Birx was later appointed ambassador-at-large and global AIDS coordinator by President Barack Obama, and she has overseen PEPFAR at the State Department for the past six years. Now she is also aiding the government response to the coronavirus under the Trump administration. Vice President Pence has described her as his “right arm” in that role.

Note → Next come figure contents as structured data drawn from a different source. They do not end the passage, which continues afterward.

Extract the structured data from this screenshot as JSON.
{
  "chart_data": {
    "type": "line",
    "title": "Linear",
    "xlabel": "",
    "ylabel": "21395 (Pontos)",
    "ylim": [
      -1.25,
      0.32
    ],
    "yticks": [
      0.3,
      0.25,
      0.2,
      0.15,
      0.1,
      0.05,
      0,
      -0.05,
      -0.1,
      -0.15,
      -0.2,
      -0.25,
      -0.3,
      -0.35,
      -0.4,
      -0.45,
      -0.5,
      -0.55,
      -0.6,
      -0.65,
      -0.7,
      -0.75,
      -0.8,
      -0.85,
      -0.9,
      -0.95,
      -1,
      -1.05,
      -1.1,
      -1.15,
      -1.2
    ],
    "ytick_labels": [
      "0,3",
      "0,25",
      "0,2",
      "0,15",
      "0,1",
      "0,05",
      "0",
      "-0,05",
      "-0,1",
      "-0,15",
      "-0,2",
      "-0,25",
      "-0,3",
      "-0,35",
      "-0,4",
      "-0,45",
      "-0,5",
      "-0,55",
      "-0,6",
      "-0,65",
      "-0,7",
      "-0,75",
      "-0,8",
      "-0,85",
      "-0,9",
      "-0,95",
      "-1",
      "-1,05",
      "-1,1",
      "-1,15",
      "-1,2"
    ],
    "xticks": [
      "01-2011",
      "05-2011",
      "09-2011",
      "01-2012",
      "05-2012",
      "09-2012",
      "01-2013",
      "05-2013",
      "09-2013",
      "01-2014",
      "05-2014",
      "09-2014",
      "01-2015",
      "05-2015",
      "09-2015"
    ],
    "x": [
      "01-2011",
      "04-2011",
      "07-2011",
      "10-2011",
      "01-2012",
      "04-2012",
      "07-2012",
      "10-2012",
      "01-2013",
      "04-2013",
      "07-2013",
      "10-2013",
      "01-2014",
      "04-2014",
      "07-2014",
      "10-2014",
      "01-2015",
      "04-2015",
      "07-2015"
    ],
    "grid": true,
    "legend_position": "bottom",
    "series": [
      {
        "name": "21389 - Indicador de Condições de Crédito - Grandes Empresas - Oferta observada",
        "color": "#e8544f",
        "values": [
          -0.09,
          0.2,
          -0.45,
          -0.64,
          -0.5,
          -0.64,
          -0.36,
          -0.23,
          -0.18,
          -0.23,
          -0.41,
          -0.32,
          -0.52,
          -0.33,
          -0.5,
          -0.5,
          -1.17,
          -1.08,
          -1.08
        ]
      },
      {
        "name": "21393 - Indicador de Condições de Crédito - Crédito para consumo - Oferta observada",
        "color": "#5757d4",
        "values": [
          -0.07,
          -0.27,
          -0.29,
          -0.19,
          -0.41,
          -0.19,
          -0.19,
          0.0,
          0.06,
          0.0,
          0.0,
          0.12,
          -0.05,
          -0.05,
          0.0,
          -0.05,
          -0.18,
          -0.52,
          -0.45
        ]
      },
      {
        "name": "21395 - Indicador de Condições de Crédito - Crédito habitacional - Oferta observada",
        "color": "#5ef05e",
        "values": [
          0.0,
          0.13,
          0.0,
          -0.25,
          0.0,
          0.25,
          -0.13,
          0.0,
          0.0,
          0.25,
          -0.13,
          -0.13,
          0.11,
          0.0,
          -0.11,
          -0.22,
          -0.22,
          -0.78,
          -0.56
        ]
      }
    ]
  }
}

Her signature scarves have built a following
As Birx tends to wear patterned silk scarves during the daily White House coronavirus briefings, viewers have taken note, and even fashion cues, the Wall Street Journal reported. Instagram FB, +2.66% accounts dedicated to her neckwear have sprung up, including @deborahbirxscarves and @deborahbirxscarfqueen. Some followers have posted pictures of themselves sporting similar scarves to hers on Twitter:
Why was Birx sporting scarves even before people started using them as makeshift face masks during the pandemic? Turns out, it’s one of her tips for packing lightly and sticking to just one carry-on bag when traveling for work. “I take relatively plain dresses, black and other colors, that you can then change the scarves on, and through that it looks like it’s a totally different outfit,” she told the Strategerist podcast last year.

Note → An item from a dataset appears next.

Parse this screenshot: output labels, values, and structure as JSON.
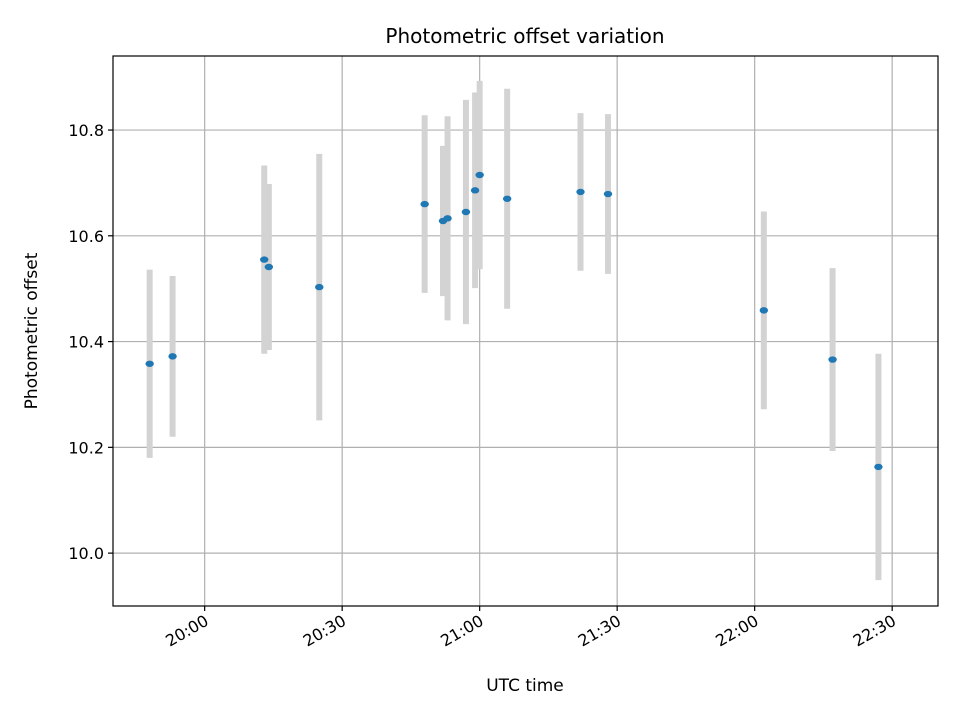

She throws one heck of a Christmas party
Birx takes a hands-on approach to all of her work, including her annual Christmas Eve party. The Washington Post revealed in a lengthy profile that she hosts a 24-hour buffet for almost 100 people in her home on Christmas Eve every year, and that she and a deputy cook all of the food themselves. “It’s important that I do this myself,” she said. “We do this to show love.”

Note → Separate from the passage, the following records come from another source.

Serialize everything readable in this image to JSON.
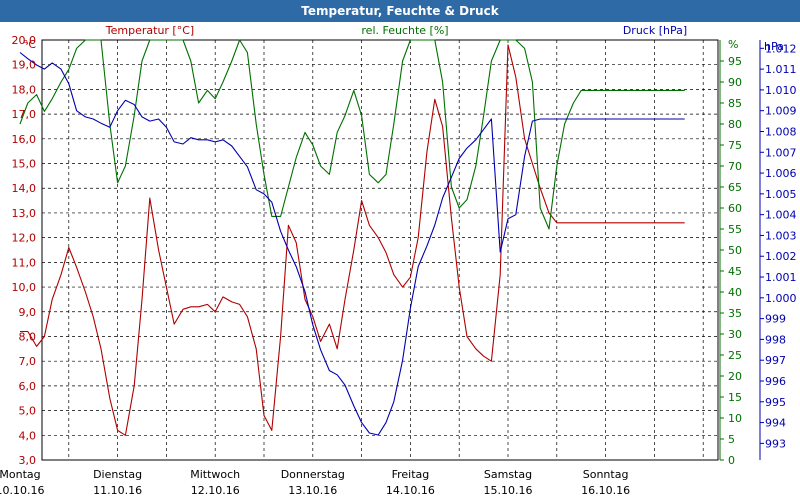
{
  "window": {
    "title": "Temperatur, Feuchte & Druck"
  },
  "chart_data": {
    "type": "line",
    "title": "Temperatur, Feuchte & Druck",
    "colors": {
      "temperature": "#b00000",
      "humidity": "#007000",
      "pressure": "#0000b0"
    },
    "grid": true,
    "axes": {
      "temperature": {
        "label": "Temperatur [°C]",
        "unit": "°C",
        "ylim": [
          3.0,
          20.0
        ],
        "ticks": [
          "20,0",
          "19,0",
          "18,0",
          "17,0",
          "16,0",
          "15,0",
          "14,0",
          "13,0",
          "12,0",
          "11,0",
          "10,0",
          "9,0",
          "8,0",
          "7,0",
          "6,0",
          "5,0",
          "4,0",
          "3,0"
        ]
      },
      "humidity": {
        "label": "rel. Feuchte [%]",
        "unit": "%",
        "ylim": [
          0,
          100
        ],
        "ticks": [
          "95",
          "90",
          "85",
          "80",
          "75",
          "70",
          "65",
          "60",
          "55",
          "50",
          "45",
          "40",
          "35",
          "30",
          "25",
          "20",
          "15",
          "10",
          "5",
          "0"
        ]
      },
      "pressure": {
        "label": "Druck [hPa]",
        "unit": "hPa",
        "ylim": [
          992.2,
          1012.4
        ],
        "ticks": [
          "1.012",
          "1.011",
          "1.010",
          "1.009",
          "1.008",
          "1.007",
          "1.006",
          "1.005",
          "1.004",
          "1.003",
          "1.002",
          "1.001",
          "1.000",
          "999",
          "998",
          "997",
          "996",
          "995",
          "994",
          "993"
        ]
      }
    },
    "x_categories": [
      {
        "day": "Montag",
        "date": "10.10.16"
      },
      {
        "day": "Dienstag",
        "date": "11.10.16"
      },
      {
        "day": "Mittwoch",
        "date": "12.10.16"
      },
      {
        "day": "Donnerstag",
        "date": "13.10.16"
      },
      {
        "day": "Freitag",
        "date": "14.10.16"
      },
      {
        "day": "Samstag",
        "date": "15.10.16"
      },
      {
        "day": "Sonntag",
        "date": "16.10.16"
      }
    ],
    "x_unit": "days since 10.10.16 00:00",
    "series": [
      {
        "name": "Temperatur [°C]",
        "axis": "temperature",
        "x": [
          0,
          0.08,
          0.17,
          0.25,
          0.33,
          0.42,
          0.5,
          0.58,
          0.67,
          0.75,
          0.83,
          0.92,
          1.0,
          1.08,
          1.17,
          1.25,
          1.33,
          1.42,
          1.5,
          1.58,
          1.67,
          1.75,
          1.83,
          1.92,
          2.0,
          2.08,
          2.17,
          2.25,
          2.33,
          2.42,
          2.5,
          2.58,
          2.67,
          2.75,
          2.83,
          2.92,
          3.0,
          3.08,
          3.17,
          3.25,
          3.33,
          3.42,
          3.5,
          3.58,
          3.67,
          3.75,
          3.83,
          3.92,
          4.0,
          4.08,
          4.17,
          4.25,
          4.33,
          4.42,
          4.5,
          4.58,
          4.67,
          4.75,
          4.83,
          4.92,
          5.0,
          5.08,
          5.17,
          5.25,
          5.33,
          5.42,
          5.5,
          5.58,
          5.67,
          5.75,
          5.83,
          5.92,
          6.0,
          6.08,
          6.17,
          6.25,
          6.33,
          6.42,
          6.5,
          6.58,
          6.67,
          6.75,
          6.81
        ],
        "values": [
          8.2,
          8.2,
          7.6,
          8.0,
          9.5,
          10.5,
          11.6,
          10.8,
          9.8,
          8.8,
          7.5,
          5.5,
          4.2,
          4.0,
          6.0,
          9.5,
          13.6,
          11.5,
          10.0,
          8.5,
          9.1,
          9.2,
          9.2,
          9.3,
          9.0,
          9.6,
          9.4,
          9.3,
          8.8,
          7.5,
          4.8,
          4.2,
          8.0,
          12.5,
          11.8,
          9.5,
          8.8,
          7.8,
          8.5,
          7.5,
          9.5,
          11.5,
          13.5,
          12.5,
          12.0,
          11.4,
          10.5,
          10.0,
          10.4,
          12.0,
          15.5,
          17.6,
          16.5,
          12.8,
          10.0,
          8.0,
          7.5,
          7.2,
          7.0,
          10.5,
          19.8,
          18.5,
          16.0,
          15.0,
          14.0,
          13.0,
          12.6,
          12.6,
          12.6,
          12.6,
          12.6,
          12.6,
          12.6,
          12.6,
          12.6,
          12.6,
          12.6,
          12.6,
          12.6,
          12.6,
          12.6,
          12.6,
          12.6
        ]
      },
      {
        "name": "rel. Feuchte [%]",
        "axis": "humidity",
        "x": [
          0,
          0.08,
          0.17,
          0.25,
          0.33,
          0.42,
          0.5,
          0.58,
          0.67,
          0.75,
          0.83,
          0.92,
          1.0,
          1.08,
          1.17,
          1.25,
          1.33,
          1.42,
          1.5,
          1.58,
          1.67,
          1.75,
          1.83,
          1.92,
          2.0,
          2.08,
          2.17,
          2.25,
          2.33,
          2.42,
          2.5,
          2.58,
          2.67,
          2.75,
          2.83,
          2.92,
          3.0,
          3.08,
          3.17,
          3.25,
          3.33,
          3.42,
          3.5,
          3.58,
          3.67,
          3.75,
          3.83,
          3.92,
          4.0,
          4.08,
          4.17,
          4.25,
          4.33,
          4.42,
          4.5,
          4.58,
          4.67,
          4.75,
          4.83,
          4.92,
          5.0,
          5.08,
          5.17,
          5.25,
          5.33,
          5.42,
          5.5,
          5.58,
          5.67,
          5.75,
          5.83,
          5.92,
          6.0,
          6.08,
          6.17,
          6.25,
          6.33,
          6.42,
          6.5,
          6.58,
          6.67,
          6.75,
          6.81
        ],
        "values": [
          80,
          85,
          87,
          83,
          86,
          90,
          93,
          98,
          100,
          100,
          100,
          80,
          66,
          70,
          82,
          95,
          100,
          100,
          100,
          100,
          100,
          95,
          85,
          88,
          86,
          90,
          95,
          100,
          97,
          80,
          68,
          58,
          58,
          65,
          72,
          78,
          75,
          70,
          68,
          78,
          82,
          88,
          82,
          68,
          66,
          68,
          80,
          95,
          100,
          100,
          100,
          100,
          90,
          65,
          60,
          62,
          70,
          82,
          95,
          100,
          100,
          100,
          98,
          90,
          60,
          55,
          70,
          80,
          85,
          88,
          88,
          88,
          88,
          88,
          88,
          88,
          88,
          88,
          88,
          88,
          88,
          88,
          88
        ]
      },
      {
        "name": "Druck [hPa]",
        "axis": "pressure",
        "x": [
          0,
          0.08,
          0.17,
          0.25,
          0.33,
          0.42,
          0.5,
          0.58,
          0.67,
          0.75,
          0.83,
          0.92,
          1.0,
          1.08,
          1.17,
          1.25,
          1.33,
          1.42,
          1.5,
          1.58,
          1.67,
          1.75,
          1.83,
          1.92,
          2.0,
          2.08,
          2.17,
          2.25,
          2.33,
          2.42,
          2.5,
          2.58,
          2.67,
          2.75,
          2.83,
          2.92,
          3.0,
          3.08,
          3.17,
          3.25,
          3.33,
          3.42,
          3.5,
          3.58,
          3.67,
          3.75,
          3.83,
          3.92,
          4.0,
          4.08,
          4.17,
          4.25,
          4.33,
          4.42,
          4.5,
          4.58,
          4.67,
          4.75,
          4.83,
          4.92,
          5.0,
          5.08,
          5.17,
          5.25,
          5.33,
          5.42,
          5.5,
          5.58,
          5.67,
          5.75,
          5.83,
          5.92,
          6.0,
          6.08,
          6.17,
          6.25,
          6.33,
          6.42,
          6.5,
          6.58,
          6.67,
          6.75,
          6.81
        ],
        "values": [
          1011.8,
          1011.5,
          1011.2,
          1011.0,
          1011.3,
          1011.0,
          1010.3,
          1009.0,
          1008.7,
          1008.6,
          1008.4,
          1008.2,
          1009.0,
          1009.5,
          1009.3,
          1008.7,
          1008.5,
          1008.6,
          1008.2,
          1007.5,
          1007.4,
          1007.7,
          1007.6,
          1007.6,
          1007.5,
          1007.6,
          1007.3,
          1006.8,
          1006.3,
          1005.2,
          1005.0,
          1004.6,
          1003.2,
          1002.3,
          1001.5,
          1000.3,
          998.7,
          997.5,
          996.5,
          996.3,
          995.8,
          994.8,
          994.0,
          993.5,
          993.4,
          994.0,
          995.0,
          997.0,
          999.5,
          1001.5,
          1002.5,
          1003.5,
          1004.8,
          1005.8,
          1006.7,
          1007.2,
          1007.6,
          1008.1,
          1008.6,
          1002.2,
          1003.8,
          1004.0,
          1006.8,
          1008.5,
          1008.6,
          1008.6,
          1008.6,
          1008.6,
          1008.6,
          1008.6,
          1008.6,
          1008.6,
          1008.6,
          1008.6,
          1008.6,
          1008.6,
          1008.6,
          1008.6,
          1008.6,
          1008.6,
          1008.6,
          1008.6,
          1008.6
        ]
      }
    ]
  }
}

The Post profile also notes that she graduated from high school at 16, got married and graduated from college at 20, finished medical school at 23 and had her daughters shortly after — so she’s juggled work and home responsibilities through her entire career. On weekends in the 1980s, “Birx’s older daughter would sit on the floor of the lab, playing with the colored caps of sample tubes, while Birx cultured HIV.”